60 De kinderen van Delaja, de kinderen van Tobia, de kinderen van Nekoda, zeshonderd twee en vijftig.
Les enfants de Délaja, les enfants de Tobija, les enfants de Nékoda, six cent cinquante et deux.
61 En van de kinderen der priesteren, de kinderen van Habaja, de kinderen van Koz, de kinderen van Barzillai, die van de dochteren van Barzillai, den Gileadiet, een vrouw genomen had, en naar hun naam genoemd was.
Des enfants des Sacrificateurs; les enfants de Habaja, les enfants de Kots, les enfants de Barzillaï, qui ayant pris pour femme une des filles de Barzillaï Galaadite, fut appelé de leur nom.
62 Dezen zochten hun register, onder degenen, die in het geslachtsregister gesteld waren, maar zij werden niet gevonden; daarom werden zij als onreinen van het priesterdom geweerd.
Ceux-là cherchèrent leur registre, en recherchant leur généalogie, mais ils n'y furent point trouvés; c'est pourquoi ils furent rejetés de la sacrificature.
63 En Hattirsatha zeide tot hen, dat zij van de heiligste dingen niet zouden eten, totdat er een priester stond met urim en met thummim.
Et Attirsatha leur dit qu'ils ne mangeassent point des choses très-saintes, tandis que le Sacrificateur assisterait avec l'Urim et le Thummim.
64 Deze ganse gemeente te zamen was twee en veertig duizend driehonderd en zestig.
Tout le peuple ensemble était de quarante-deux mille trois cent soixante;
65 Behalve hun knechten en hun maagden, die waren zeven duizend driehonderd zeven en dertig; en zij hadden tweehonderd zangers en zangeressen.
Sans leurs serviteurs et leurs servantes, qui étaient sept mille trois cent trente-sept; et ils avaient deux cents chantres ou chanteuses.
66 Hun paarden waren zevenhonderd zes en dertig; hun muildieren, tweehonderd vijf en veertig;
Ils avaient sept cent trente-six chevaux, et deux cent quarante-cinq mulets,
67 Hun kemelen, vierhonderd vijf en dertig; de ezelen, zes duizend zevenhonderd en twintig.
Quatre cent trente-cinq chameaux, et six mille sept cent vingt ânes.
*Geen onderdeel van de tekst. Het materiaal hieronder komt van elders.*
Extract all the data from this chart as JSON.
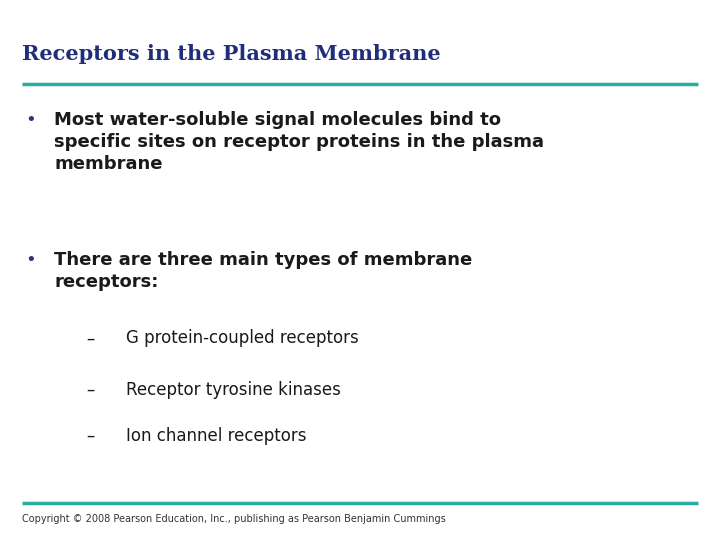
{
  "title": "Receptors in the Plasma Membrane",
  "title_color": "#1F2D7B",
  "title_fontsize": 15,
  "title_font": "serif",
  "line_color": "#2AACA0",
  "bg_color": "#FFFFFF",
  "bullet_color": "#2A3580",
  "bullet1_line1": "Most water-soluble signal molecules bind to",
  "bullet1_line2": "specific sites on receptor proteins in the plasma",
  "bullet1_line3": "membrane",
  "bullet2_line1": "There are three main types of membrane",
  "bullet2_line2": "receptors:",
  "sub1": "G protein-coupled receptors",
  "sub2": "Receptor tyrosine kinases",
  "sub3": "Ion channel receptors",
  "copyright": "Copyright © 2008 Pearson Education, Inc., publishing as Pearson Benjamin Cummings",
  "copyright_fontsize": 7,
  "body_fontsize": 13,
  "sub_fontsize": 12
}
68 En sommigen van de hoofden der vaderen, als zij kwamen ten huize des HEEREN, die te Jeruzalem woont, gaven vrijwilliglijk ten huize Gods, om dat te zetten op zijn vaste plaats.
Et [quelques-uns] d'entre les Chefs des pères, après qu'ils furent venus pour [rebâtir] la maison de l'Eternel, qui habite à Jérusalem, offrant volontairement pour la maison de Dieu, afin de la remettre en son état,
69 Zij gaven naar hun vermogen tot den schat des werks, aan goud, een en zestig duizend drachmen, en aan zilver, vijf duizend ponden, en honderd priesterrokken.
Donnèrent au trésor de l'ouvrage, selon leur pouvoir, soixante et un mille drachmes d'or, et cinq mille mines d'argent, et cent robes de Sacrificateurs.
70 En de priesters en de Levieten, en sommigen uit het volk, zo de zangers als de poortiers, en de Nethinim woonden in hun steden, en gans Israel in zijn steden.
Et ainsi les Sacrificateurs, les Lévites, quelques-uns du peuple, les chantres, les portiers, et les Néthiniens, habitèrent dans leurs villes, et tous ceux d'Israël aussi dans leurs villes.